T. J. Littlewood, MD, of Oxford University, reporting for the European Epoietin Alfa Study Group, described a double-blind, placebo-controlled randomized multicenter study of epoietin in 369 anemic cancer patients with nonmye-loid malignancies receiving non-platinum-containing chemotherapy. From baseline to study end, the mean increase in Hb in the drug group was 2.2 g/dL vs 0.5 g/dL in the placebo group. “We can increase hemoglobin,” he said, “but does this translate into a reduced need to transfuse and an improved quality of life?”
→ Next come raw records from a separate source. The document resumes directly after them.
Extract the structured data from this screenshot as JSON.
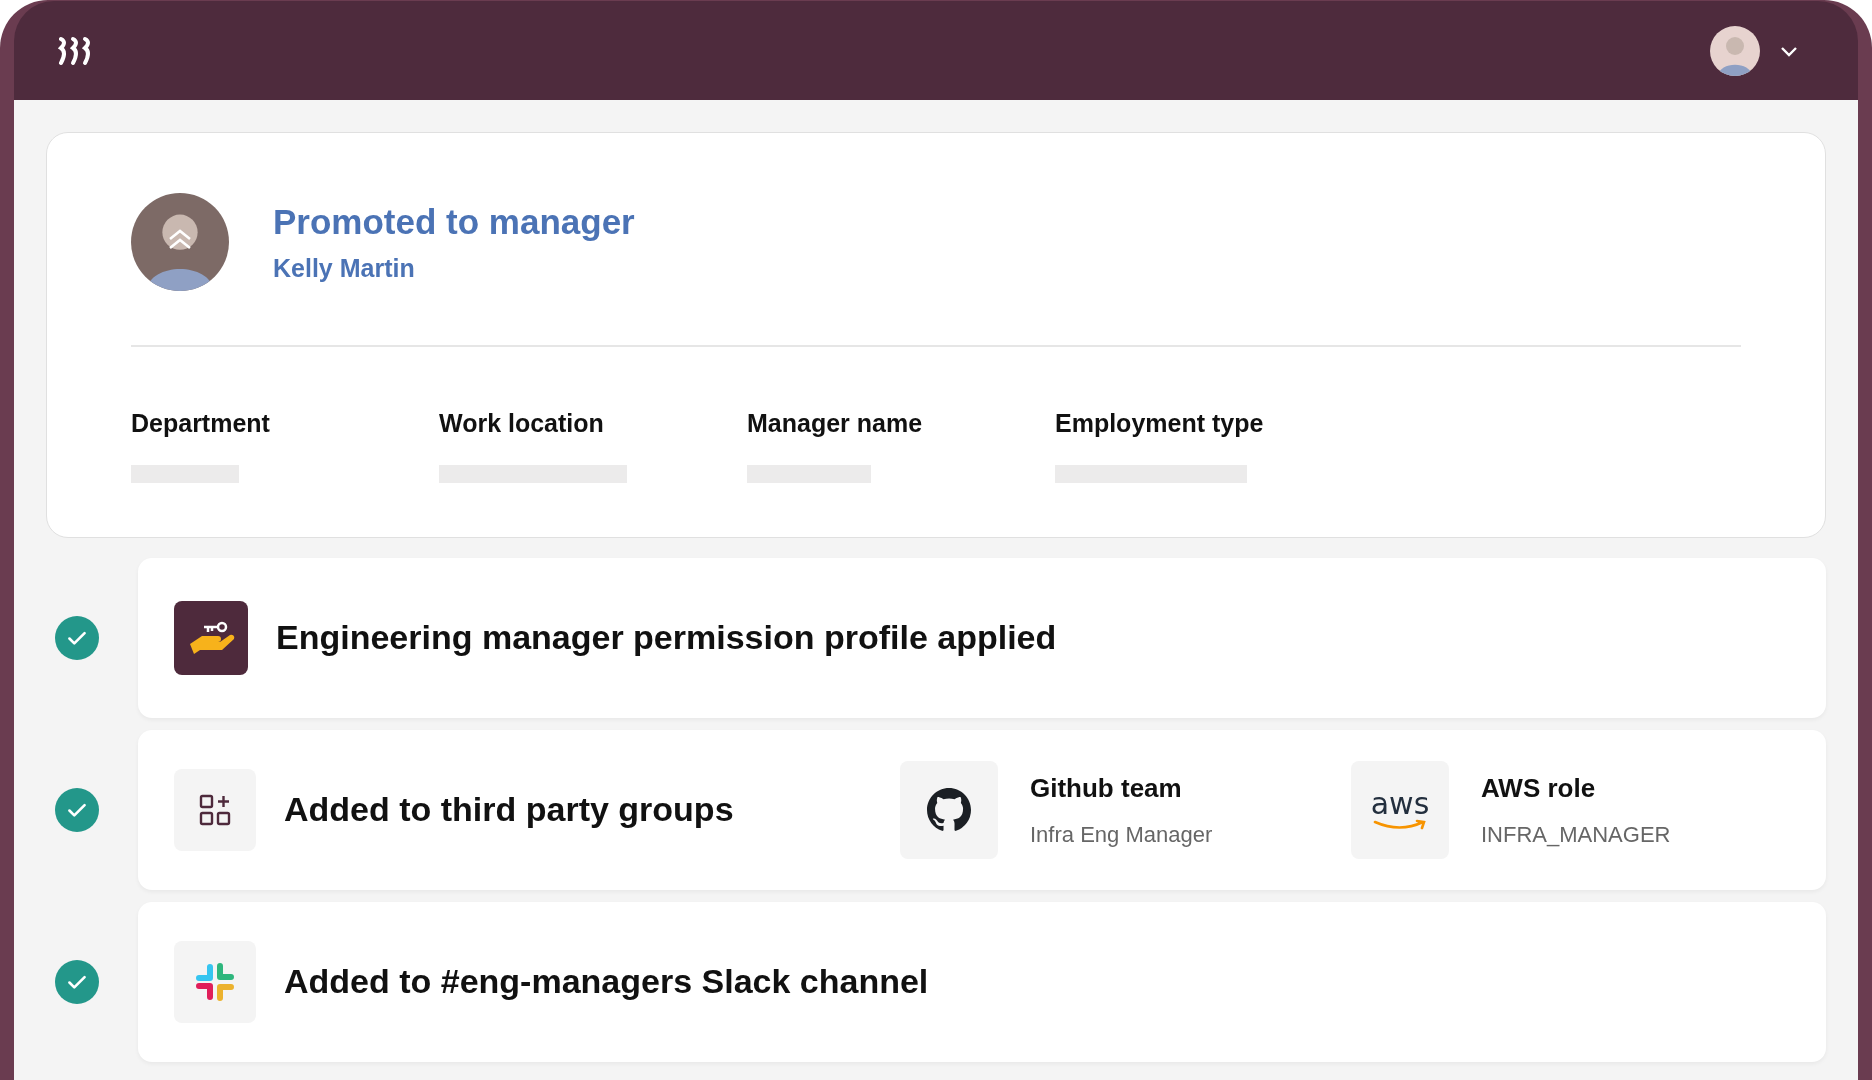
{
  "event": {
    "title": "Promoted to manager",
    "person": "Kelly Martin",
    "fields": [
      {
        "label": "Department"
      },
      {
        "label": "Work location"
      },
      {
        "label": "Manager name"
      },
      {
        "label": "Employment type"
      }
    ]
  },
  "tasks": [
    {
      "kind": "permission",
      "done": true,
      "text": "Engineering manager permission profile applied"
    },
    {
      "kind": "groups",
      "done": true,
      "text": "Added to third party groups",
      "apps": [
        {
          "kind": "github",
          "name": "Github team",
          "value": "Infra Eng Manager"
        },
        {
          "kind": "aws",
          "logo_text": "aws",
          "name": "AWS role",
          "value": "INFRA_MANAGER"
        }
      ]
    },
    {
      "kind": "slack",
      "done": true,
      "text": "Added to #eng-managers Slack channel"
    }
  ]
}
The answer to both questions was yes. From the end of week 4 to the end of the study, 37.5% of placebo patients required transfusion vs only 23% of epoietin-treated patients, and epoietin-treated patient scored significantly better on all six quality of life scales. “Overall, the placebo patients had a worsening in quality of life,” Dr. Littlewood said, “as opposed to the patients receiving the drug, who had an overall improvement in quality of life.”

Discussant Thomas Witzig, MD, of the Mayo Clinic, said the results raise four questions for future studies: “When do we start epoietin (ie, upfront before patients become anemic)? When do we stop epoietin? Does it have any effect on survival? And what can we add to epoietin to further improve quality of life?”